Other speakers included Marek Chodakiewicz, PhD, Professor and Director of the Center for Intermarium Studies at the Institute of World Politics, who discussed “Religion and National Identity in Poland: 966-Now,” Emese Latkóczy, Director of the Hungarian Human Rights Foundation, who presented on “The Forgotten Religious Injustice in Romania: 33 Years of Failed Property Restitution,” and Peter Burns, Executive Director of the International Religious Freedom Summit, who presented on ” The survival of Armenian ethnoreligious identity in the face of national crisis.” Mónika Palotai, Visiting Fellow at the Hudson Institute and Founding Member of Freedom & Identity in Central Europe, served as the moderator. Mónika started the panel by playing a video message from Viktor Yevgenovych Yelensky, the Head of the State Service of Ukraine for Ethnic Policy and Freedom of Conscience.

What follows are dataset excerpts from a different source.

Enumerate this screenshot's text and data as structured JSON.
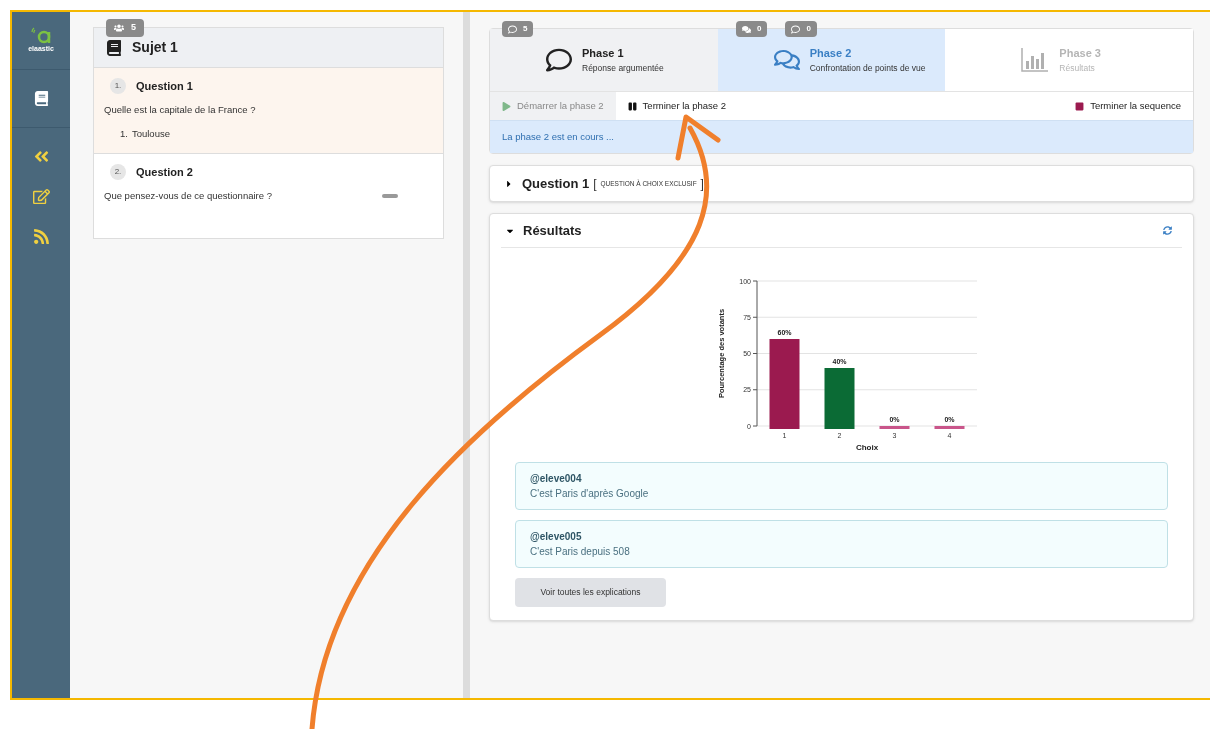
{
  "sidebar": {
    "logo": "elaastic",
    "items": [
      {
        "kind": "book"
      },
      {
        "kind": "collapse"
      },
      {
        "kind": "edit"
      },
      {
        "kind": "feed"
      }
    ]
  },
  "subject": {
    "badge": "5",
    "title": "Sujet 1",
    "questions": [
      {
        "number": "1.",
        "title": "Question 1",
        "text": "Quelle est la capitale de la France ?",
        "selected": true,
        "answers": [
          {
            "number": "1.",
            "text": "Toulouse"
          }
        ]
      },
      {
        "number": "2.",
        "title": "Question 2",
        "text": "Que pensez-vous de ce questionnaire ?",
        "selected": false
      }
    ]
  },
  "phases": [
    {
      "kind": "comment",
      "title": "Phase 1",
      "subtitle": "Réponse argumentée",
      "selected": false,
      "disabled": false,
      "badges": [
        {
          "kind": "comment",
          "count": "5"
        }
      ]
    },
    {
      "kind": "comments",
      "title": "Phase 2",
      "subtitle": "Confrontation de points de vue",
      "selected": true,
      "disabled": false,
      "badges": [
        {
          "kind": "comments",
          "count": "0"
        },
        {
          "kind": "comment",
          "count": "0"
        }
      ]
    },
    {
      "kind": "chart",
      "title": "Phase 3",
      "subtitle": "Résultats",
      "selected": false,
      "disabled": true
    }
  ],
  "controls": [
    {
      "kind": "play",
      "label": "Démarrer la phase 2",
      "disabled": true
    },
    {
      "kind": "pause",
      "label": "Terminer la phase 2",
      "disabled": false
    },
    {
      "kind": "stop",
      "label": "Terminer la sequence",
      "disabled": false
    }
  ],
  "status": "La phase 2 est en cours ...",
  "question_panel": {
    "title": "Question 1",
    "bracket_open": "[",
    "type": "QUESTION À CHOIX EXCLUSIF",
    "bracket_close": "]",
    "expanded": false
  },
  "results": {
    "title": "Résultats",
    "expanded": true,
    "chart_data": {
      "type": "bar",
      "xlabel": "Choix",
      "ylabel": "Pourcentage des votants",
      "categories": [
        "1",
        "2",
        "3",
        "4"
      ],
      "stacked": true,
      "grid": true,
      "series": [
        {
          "color": "#9b1a4f",
          "values": [
            60,
            null,
            null,
            null
          ]
        },
        {
          "color": "#0b6b35",
          "values": [
            null,
            40,
            null,
            null
          ]
        },
        {
          "color": "#c9558a",
          "values": [
            null,
            null,
            0,
            0
          ]
        }
      ],
      "ylim": [
        0,
        100
      ],
      "yticks": [
        0,
        25,
        50,
        75,
        100
      ],
      "value_labels": [
        "60%",
        "40%",
        "0%",
        "0%"
      ]
    },
    "explanations": [
      {
        "author": "@eleve004",
        "text": "C'est Paris d'après Google"
      },
      {
        "author": "@eleve005",
        "text": "C'est Paris depuis 508"
      }
    ],
    "button": "Voir toutes les explications"
  }
}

Lilla Nóra Kiss provided key takeaways on the relationship between religious freedoms and national identity. She highlighted the crucial role that Christianity has played in preserving national identity in Hungary and emphasized the need to distinguish between private rights to religious freedoms and the forming of public (national) identity. Her speech shed light on the devastating impact of Soviet oppression on religious freedoms and how it irrevocably damaged both individual and national identity in Hungary.
The event provided a platform for experts to engage in important discussions and share their insights on the challenges faced by individuals and communities in maintaining their religious and national identities in the face of historical and ongoing oppression. The event was a first cohosted event of the Freedom and Identity in Central Europe FICE working group and it was cohosted by the Religious Freedom Institute. It provided valuable insights into the ongoing struggle to preserve religious and national identity in the face of oppression and offered a roadmap for future discussions on this important topic.